Happy first birthday, Open Banking!
Today, you are one year older and wiser - and so are we.
Still, in its infancy, the groundbreaking Open Banking (PSD2) legislation was enforced on the 13th January 2018.
Over the past twelve months, Open Banking, which required banks to open up their APIs to fintechs, has garnered significant interest worldwide - and for good reason.
Their ambitious goal to open up competition within the small business banking sector to new fintechs (challenger banks, insights platforms, comparison tools), and to make these fintechs more accessible, was followed closely by everyone in the UK and beyond.
So, what progress has been made so far?
Small businesses now have a wider variety of tools to better manage their cash
According to the 2018 FIS Performance Against Customer Expectations (PACE) report, one in four small businesses are expected to change their provider over the next twelve months, as their needs are not being met by their current bank.
For decades, traditional banks have had the stronghold in both the retail and small business banking sector, leaving little room for competition and improvement. According to Bloomberg, ‘Politicians in the U.K., where four banks control 75 per cent of deposits, were particularly keen on the law’s (PSD2/ Open Banking) goal of encouraging new entrants’.

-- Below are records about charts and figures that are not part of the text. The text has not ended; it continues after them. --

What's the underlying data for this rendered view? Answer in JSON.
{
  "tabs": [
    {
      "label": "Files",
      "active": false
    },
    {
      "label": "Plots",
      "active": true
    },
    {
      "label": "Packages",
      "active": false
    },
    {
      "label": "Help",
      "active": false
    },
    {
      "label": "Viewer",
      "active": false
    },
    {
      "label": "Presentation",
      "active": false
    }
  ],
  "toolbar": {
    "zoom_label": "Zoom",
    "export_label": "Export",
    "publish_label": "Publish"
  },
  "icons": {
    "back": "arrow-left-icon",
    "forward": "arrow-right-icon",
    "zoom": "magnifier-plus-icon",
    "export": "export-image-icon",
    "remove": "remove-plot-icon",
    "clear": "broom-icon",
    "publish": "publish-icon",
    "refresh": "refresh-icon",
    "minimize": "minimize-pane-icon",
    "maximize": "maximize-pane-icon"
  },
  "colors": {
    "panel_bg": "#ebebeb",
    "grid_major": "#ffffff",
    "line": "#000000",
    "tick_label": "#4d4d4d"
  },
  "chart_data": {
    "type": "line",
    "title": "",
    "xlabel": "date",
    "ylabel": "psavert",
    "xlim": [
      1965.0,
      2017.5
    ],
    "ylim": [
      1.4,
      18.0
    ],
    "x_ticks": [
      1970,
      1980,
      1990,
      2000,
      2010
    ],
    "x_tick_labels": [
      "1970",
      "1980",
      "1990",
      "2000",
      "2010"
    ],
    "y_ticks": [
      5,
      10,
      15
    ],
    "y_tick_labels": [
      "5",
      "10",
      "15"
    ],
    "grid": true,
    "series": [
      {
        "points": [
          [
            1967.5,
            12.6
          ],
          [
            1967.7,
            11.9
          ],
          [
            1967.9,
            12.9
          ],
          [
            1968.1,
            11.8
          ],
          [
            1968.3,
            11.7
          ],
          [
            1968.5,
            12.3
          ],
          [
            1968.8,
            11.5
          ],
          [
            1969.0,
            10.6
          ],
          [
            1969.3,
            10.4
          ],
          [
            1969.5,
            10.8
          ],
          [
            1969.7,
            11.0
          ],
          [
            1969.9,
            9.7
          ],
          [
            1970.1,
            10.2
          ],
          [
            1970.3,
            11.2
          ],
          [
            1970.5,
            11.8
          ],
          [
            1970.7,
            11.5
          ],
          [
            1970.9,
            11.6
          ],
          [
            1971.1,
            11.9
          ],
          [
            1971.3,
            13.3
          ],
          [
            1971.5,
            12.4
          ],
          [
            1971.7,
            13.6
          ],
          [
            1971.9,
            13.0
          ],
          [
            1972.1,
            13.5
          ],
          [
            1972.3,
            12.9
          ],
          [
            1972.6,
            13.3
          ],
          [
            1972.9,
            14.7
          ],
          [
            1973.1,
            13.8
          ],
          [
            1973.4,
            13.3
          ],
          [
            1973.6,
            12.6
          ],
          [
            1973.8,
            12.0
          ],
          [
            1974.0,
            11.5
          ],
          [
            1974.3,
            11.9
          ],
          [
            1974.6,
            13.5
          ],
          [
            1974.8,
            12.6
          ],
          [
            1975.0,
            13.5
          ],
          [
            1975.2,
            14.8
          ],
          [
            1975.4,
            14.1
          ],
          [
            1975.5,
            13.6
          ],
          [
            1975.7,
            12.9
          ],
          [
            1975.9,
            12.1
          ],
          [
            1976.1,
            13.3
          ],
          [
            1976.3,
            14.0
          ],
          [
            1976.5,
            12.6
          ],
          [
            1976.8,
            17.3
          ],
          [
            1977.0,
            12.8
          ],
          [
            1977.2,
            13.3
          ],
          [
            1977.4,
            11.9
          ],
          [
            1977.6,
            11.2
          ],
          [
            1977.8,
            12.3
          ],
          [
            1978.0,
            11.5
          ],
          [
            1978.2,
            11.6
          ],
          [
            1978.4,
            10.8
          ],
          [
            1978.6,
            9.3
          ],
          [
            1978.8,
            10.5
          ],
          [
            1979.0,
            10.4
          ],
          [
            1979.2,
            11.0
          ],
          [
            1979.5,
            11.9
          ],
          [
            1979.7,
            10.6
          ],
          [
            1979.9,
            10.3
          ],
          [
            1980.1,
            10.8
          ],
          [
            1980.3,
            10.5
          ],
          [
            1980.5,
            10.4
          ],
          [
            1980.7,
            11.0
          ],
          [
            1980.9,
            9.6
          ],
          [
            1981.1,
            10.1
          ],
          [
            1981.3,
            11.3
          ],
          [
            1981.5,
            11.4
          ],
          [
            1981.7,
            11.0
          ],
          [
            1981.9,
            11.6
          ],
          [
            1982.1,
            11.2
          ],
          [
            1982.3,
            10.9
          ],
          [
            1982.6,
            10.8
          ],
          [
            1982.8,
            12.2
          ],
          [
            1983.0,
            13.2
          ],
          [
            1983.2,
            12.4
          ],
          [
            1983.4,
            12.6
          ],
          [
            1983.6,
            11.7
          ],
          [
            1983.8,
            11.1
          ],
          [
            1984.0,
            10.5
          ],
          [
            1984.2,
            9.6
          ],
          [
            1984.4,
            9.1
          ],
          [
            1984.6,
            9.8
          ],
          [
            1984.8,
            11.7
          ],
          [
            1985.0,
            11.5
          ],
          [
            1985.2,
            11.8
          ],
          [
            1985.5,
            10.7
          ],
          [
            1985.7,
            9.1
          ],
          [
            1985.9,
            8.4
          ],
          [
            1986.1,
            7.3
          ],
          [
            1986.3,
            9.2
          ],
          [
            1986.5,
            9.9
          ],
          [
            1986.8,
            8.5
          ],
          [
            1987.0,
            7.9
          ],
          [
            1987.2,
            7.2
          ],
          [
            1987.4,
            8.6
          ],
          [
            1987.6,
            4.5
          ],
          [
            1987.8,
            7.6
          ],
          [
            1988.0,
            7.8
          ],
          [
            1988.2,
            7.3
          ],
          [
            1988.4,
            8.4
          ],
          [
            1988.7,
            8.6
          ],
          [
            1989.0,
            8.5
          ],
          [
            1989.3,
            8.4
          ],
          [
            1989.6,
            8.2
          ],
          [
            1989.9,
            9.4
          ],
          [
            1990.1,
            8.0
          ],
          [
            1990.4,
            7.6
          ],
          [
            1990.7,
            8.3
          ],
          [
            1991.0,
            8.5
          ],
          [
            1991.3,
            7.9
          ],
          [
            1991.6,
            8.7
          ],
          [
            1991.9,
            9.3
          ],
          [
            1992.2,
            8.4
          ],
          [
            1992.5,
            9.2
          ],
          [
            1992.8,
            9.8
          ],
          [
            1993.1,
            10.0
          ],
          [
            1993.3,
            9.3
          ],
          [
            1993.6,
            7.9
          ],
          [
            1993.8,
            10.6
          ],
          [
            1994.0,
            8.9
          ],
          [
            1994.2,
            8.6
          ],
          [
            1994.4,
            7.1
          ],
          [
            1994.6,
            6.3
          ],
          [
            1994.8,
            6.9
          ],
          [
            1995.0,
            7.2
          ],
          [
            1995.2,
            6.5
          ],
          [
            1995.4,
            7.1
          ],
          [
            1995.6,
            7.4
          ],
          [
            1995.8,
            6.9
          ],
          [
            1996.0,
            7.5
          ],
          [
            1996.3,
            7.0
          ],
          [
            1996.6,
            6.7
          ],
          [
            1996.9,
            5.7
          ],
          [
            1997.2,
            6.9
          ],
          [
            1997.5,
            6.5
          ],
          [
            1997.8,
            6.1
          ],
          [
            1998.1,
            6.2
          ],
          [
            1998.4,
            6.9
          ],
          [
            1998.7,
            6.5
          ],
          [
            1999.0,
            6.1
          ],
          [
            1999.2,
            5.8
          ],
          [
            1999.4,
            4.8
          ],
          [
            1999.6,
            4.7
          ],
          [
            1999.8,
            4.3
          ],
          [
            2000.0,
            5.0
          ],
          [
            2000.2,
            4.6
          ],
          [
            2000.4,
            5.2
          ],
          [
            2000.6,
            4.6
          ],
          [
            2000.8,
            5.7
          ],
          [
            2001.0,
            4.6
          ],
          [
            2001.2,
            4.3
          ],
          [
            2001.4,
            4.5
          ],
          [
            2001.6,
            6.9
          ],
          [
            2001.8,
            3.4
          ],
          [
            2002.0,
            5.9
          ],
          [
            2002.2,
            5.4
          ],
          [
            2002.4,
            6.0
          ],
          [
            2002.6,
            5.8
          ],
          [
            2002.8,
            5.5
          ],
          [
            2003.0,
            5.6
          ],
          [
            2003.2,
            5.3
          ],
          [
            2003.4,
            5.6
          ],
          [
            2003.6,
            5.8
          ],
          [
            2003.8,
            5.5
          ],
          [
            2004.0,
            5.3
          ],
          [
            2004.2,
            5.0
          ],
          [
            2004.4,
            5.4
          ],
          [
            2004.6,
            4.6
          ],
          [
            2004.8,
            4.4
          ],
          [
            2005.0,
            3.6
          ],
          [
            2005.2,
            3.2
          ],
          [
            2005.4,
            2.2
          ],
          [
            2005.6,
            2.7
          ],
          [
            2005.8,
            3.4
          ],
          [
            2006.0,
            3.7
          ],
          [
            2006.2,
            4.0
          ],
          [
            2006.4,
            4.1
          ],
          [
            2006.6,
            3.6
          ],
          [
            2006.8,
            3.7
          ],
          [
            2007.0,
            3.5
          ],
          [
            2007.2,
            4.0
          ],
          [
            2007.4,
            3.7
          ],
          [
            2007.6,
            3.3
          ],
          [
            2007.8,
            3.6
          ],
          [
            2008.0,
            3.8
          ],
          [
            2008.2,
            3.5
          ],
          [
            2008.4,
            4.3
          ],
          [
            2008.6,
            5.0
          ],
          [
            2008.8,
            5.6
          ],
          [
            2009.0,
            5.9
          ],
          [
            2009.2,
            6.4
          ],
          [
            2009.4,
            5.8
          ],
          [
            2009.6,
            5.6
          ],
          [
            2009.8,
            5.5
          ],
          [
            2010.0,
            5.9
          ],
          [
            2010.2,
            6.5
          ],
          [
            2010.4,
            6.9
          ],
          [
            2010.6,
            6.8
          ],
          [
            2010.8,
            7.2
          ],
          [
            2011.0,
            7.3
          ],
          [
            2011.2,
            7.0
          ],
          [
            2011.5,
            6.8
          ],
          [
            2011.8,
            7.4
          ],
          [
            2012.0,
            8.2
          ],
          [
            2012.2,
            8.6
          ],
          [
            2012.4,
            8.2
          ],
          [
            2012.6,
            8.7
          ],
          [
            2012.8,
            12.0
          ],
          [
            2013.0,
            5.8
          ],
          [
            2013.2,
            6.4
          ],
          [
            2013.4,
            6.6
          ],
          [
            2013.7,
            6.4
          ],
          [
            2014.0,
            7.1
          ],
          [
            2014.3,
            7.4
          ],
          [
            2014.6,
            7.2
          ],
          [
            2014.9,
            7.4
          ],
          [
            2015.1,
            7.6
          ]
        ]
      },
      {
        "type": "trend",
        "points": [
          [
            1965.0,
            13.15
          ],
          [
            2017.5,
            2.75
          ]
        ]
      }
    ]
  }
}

Fintechs, (including us, here at tomato pay) were thrilled when the Open Banking legislation passed. In less than twelve months, fintechs faced fewer hurdles (that’s not to say there weren’t a significant amount of issues to overcome in the first place) when competing and partnering with traditional banks, giving choice-starved small business owners a wider variety of tools to better understand and manage their cash.
Data has become more accessible, which will help make the finance industry more inclusive.
Data has become a valuable commodity over the past few years.
Small businesses will benefit greatly from sharing their banking data with fintechs, who are eager to make finance more inclusive through a better banking experience.
Small business owners can now give permission-based access to their banking data with a variety of financial platforms. In return they can get insightful, useful, and more intuned tools to help them check their cash flow, save money or compare eligibility for various financial products. As a result, they can save time (which might have been spent on deciphering their business’ finances and applying for loans that didn’t necessarily suit their unique business needs) and have a better understanding of their cash flow.
The global financial industry has taken notice
The UK fintech scene flourished this year, whether they were partnering with banks or announcing standalone solutions to improve the small business banking experience.
Many countries from around the world have seen this, and have taken their cues for Open Banking best practices from the UK to achieve something similar. As Open Banking Trustee, Imran Gulamhuseinwala OBE previously told us: “I’ve travelled across many countries to talk about our Standards – Canada, Australia, Hong Kong, Singapore to name but a few – and one thing we are all crystal clear on is the importance of ownership of data. We are way past data belonging to a financial institution – it belongs to the customer. Data is valuable – and it’s time for customers to reap the benefits from this, with confidence. It’s early stages for data portability – but we expect to see the debate, and indeed the delivery, of data portability to increase exponentially.
It is still early days, and although there are those saying that they haven’t seen the banking revolution happen just yet, it’s hard for us to look at it so short-term, and to be honest - take such an unfair approach to it. Nothing worthwhile was built in a day, and we shouldn’t expect the fintech revolution to happen as quickly either.
Here at tomato pay, we remain very optimistic about Open Banking.
Better access to data means that we can give small businesses a financial product that they will love and enhance their day-to-day work. The same mentality most likely applies to many fintechs here in the UK.
If fintechs and banks can improve on their small business offering because data access has opened up, then it is already a huge step in the right direction for everyone involved.